Baby Maxime stops what he is doing and looks at his mum as he realises what is happening Credit: ITV News

By Luke Hanrahan: ITV London reporter

Like almost all newborn babies in the UK, Maxime Foussadier was given an NHS hearing test at birth.

A programme that picks up the one or two in every 1,000 British children who are born deaf.

For his parents, Giulia and Julien, it was heart-breaking.

Their son, born into a multilingual family had inherited congenital hearing loss.

Giulia, who is Italian, and Julien, who is French, had anticipated their son would grow up to speak three languages.

The diagnosis was a bombshell:

Today their son heard for the first time:

Maxime was born without a functioning cochlear, but as his parents discovered, there is a procedure with an extremely high success rate that could allow their son to hear.

Cochlear implant surgery isn't a cure for deafness, but will help Max to experience sound - to learn to speak.

Max's parents Julien Foussadier and Giulia Bove Credit: ITV News

A cochlear implant is a device made up of parts that uses small electrical currents to stimulate the hearing nerve, which then sends signals to the brain which are interpreted as sound.

The first part consists of a receiver and stimulator, which is implanted under the skin behind the ear.

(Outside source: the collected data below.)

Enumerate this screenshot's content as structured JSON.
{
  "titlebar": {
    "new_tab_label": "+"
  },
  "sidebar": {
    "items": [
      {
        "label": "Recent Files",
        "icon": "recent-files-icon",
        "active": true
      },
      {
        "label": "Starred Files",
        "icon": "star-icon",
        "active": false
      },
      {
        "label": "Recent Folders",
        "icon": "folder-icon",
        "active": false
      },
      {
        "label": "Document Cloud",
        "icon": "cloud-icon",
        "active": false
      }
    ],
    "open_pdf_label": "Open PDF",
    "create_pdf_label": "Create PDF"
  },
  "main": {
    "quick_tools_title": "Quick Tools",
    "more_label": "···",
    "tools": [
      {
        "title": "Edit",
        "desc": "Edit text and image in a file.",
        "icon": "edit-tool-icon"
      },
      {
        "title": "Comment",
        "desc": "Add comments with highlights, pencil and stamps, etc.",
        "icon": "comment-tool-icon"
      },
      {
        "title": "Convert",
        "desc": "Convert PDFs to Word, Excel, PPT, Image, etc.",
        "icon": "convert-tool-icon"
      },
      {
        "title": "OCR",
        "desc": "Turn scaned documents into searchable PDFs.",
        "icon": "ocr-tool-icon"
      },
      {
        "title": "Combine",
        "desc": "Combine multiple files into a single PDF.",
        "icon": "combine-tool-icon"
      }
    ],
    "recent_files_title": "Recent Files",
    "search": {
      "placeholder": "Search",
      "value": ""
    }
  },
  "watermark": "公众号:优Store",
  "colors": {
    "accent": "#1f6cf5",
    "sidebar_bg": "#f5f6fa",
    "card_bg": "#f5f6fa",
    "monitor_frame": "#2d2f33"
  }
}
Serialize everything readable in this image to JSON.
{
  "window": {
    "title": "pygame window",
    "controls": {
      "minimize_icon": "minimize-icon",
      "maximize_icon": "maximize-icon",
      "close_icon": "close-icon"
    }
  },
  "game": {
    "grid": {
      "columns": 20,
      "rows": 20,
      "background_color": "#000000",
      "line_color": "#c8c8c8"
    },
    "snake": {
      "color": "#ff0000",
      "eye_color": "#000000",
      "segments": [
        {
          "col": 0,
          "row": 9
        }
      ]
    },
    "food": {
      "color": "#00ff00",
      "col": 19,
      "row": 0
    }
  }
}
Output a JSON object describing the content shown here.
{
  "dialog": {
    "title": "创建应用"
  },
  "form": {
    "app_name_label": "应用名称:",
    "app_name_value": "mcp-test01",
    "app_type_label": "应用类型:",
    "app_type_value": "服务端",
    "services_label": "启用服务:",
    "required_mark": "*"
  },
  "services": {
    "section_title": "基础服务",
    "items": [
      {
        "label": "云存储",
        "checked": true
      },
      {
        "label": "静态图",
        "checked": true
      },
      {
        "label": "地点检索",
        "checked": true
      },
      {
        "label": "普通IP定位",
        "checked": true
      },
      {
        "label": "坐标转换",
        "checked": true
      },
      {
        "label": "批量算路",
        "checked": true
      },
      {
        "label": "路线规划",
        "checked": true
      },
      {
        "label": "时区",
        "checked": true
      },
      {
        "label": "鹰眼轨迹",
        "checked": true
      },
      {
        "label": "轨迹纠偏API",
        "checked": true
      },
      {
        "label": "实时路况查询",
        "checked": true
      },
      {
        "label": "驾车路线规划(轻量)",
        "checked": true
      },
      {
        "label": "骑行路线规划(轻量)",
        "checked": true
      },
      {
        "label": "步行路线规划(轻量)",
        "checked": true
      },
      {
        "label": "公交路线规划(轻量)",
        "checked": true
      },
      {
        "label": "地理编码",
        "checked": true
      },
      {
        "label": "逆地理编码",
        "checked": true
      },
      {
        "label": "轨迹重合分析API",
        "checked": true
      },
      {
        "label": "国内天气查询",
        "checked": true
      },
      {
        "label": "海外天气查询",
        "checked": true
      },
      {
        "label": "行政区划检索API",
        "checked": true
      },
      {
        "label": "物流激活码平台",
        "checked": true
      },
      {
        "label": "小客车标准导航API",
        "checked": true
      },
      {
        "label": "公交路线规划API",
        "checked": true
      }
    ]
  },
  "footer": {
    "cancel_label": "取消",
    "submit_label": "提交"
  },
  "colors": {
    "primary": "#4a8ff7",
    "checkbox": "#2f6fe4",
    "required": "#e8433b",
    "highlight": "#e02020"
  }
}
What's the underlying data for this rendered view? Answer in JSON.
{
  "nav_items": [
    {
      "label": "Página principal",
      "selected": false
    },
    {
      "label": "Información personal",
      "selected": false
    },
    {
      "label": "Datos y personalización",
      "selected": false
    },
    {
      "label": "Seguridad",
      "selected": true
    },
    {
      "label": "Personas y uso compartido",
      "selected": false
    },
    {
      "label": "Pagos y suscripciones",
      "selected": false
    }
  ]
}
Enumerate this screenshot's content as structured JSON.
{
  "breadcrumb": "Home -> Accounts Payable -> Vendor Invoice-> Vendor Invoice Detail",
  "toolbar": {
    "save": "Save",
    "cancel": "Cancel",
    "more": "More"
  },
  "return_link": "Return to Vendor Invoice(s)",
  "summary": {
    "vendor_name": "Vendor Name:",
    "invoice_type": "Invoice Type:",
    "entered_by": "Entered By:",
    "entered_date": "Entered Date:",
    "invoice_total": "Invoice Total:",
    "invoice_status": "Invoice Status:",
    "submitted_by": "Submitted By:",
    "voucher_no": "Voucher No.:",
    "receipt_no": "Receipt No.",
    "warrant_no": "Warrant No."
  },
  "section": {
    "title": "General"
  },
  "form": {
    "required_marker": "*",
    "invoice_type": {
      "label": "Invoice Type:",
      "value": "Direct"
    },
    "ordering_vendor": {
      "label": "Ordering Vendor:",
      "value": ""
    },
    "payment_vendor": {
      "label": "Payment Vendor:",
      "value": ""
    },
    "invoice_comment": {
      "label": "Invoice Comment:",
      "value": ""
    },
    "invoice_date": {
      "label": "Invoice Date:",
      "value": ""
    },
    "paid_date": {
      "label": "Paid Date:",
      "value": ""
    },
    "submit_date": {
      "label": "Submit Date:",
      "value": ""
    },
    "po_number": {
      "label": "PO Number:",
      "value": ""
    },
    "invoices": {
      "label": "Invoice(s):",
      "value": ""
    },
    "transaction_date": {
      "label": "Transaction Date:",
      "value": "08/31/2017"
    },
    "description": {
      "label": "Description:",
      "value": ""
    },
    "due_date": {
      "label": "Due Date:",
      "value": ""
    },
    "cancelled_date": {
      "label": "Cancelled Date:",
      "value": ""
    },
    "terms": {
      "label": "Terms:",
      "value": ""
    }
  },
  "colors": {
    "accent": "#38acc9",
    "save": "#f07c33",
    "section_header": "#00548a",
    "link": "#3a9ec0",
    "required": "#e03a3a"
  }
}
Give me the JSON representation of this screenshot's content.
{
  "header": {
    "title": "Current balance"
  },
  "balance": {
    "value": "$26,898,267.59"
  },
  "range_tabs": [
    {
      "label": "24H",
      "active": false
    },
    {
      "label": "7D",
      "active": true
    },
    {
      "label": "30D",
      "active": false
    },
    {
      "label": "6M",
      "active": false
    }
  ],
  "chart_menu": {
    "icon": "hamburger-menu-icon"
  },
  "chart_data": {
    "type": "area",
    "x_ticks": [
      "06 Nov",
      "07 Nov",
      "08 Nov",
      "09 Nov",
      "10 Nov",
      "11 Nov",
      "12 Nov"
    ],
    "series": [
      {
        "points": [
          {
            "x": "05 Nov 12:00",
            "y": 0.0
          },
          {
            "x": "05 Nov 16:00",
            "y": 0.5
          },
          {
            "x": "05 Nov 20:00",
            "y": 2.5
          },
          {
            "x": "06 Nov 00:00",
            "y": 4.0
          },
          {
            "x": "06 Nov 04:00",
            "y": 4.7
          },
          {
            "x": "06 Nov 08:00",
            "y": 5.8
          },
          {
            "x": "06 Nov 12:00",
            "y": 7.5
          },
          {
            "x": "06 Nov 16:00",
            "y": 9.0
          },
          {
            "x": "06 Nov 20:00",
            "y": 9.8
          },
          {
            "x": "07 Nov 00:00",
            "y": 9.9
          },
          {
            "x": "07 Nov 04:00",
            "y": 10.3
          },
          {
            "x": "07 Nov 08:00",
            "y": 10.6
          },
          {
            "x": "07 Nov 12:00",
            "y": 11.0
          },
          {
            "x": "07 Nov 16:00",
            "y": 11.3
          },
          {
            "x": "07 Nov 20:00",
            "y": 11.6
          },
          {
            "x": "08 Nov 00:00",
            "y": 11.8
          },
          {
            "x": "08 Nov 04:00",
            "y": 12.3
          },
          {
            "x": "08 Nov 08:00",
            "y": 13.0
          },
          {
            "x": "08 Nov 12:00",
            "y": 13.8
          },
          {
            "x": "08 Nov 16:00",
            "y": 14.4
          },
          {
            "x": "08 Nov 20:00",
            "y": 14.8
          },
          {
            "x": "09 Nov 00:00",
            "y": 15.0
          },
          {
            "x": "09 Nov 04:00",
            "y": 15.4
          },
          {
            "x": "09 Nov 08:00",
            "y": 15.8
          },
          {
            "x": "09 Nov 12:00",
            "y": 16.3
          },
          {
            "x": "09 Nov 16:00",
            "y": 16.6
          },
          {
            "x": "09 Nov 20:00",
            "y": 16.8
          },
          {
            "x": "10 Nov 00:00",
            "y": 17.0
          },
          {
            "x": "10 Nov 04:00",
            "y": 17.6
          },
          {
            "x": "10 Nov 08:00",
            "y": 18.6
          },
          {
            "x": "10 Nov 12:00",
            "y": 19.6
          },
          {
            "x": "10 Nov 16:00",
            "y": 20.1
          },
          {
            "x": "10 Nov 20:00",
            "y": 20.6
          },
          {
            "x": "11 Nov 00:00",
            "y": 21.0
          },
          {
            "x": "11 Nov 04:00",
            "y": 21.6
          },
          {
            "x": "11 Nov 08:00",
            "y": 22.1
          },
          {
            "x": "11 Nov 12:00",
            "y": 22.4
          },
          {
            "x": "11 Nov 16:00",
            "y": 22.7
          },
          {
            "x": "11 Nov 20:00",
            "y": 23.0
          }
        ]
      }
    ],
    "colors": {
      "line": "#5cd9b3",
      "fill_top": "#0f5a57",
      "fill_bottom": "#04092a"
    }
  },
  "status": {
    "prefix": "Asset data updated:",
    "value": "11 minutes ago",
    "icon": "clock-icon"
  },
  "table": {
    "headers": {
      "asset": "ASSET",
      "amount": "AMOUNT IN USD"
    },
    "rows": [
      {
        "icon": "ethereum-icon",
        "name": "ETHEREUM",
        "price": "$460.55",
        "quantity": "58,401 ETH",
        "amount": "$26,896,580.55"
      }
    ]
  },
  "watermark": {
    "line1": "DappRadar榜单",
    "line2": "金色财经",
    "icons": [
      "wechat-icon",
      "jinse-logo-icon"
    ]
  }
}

The other is made up of a microphone, a sound processor and a transmitter that is placed externally over the receiver, held in place magnetically.

To create sound, the microphone picks up and amplifies noises that the sound processor then filters, giving priority to audible speech.

The processor sends electrical signals to the transmitter, which in turn sends the processed sound signals to the internal receiver electromagnetically.

Maxime today became the 1,000th child at Great Ormond Street hospital to benefit from this revolutionary four-hour surgical procedure.

The components used may have got smaller, but the technology has changed very little since operations began in the early 1990s.

The biggest change is the age at which operations now take place.

Children born deaf who receive cochlear implants before the age of two do considerably better with spoken language than those who receive implants at a later age.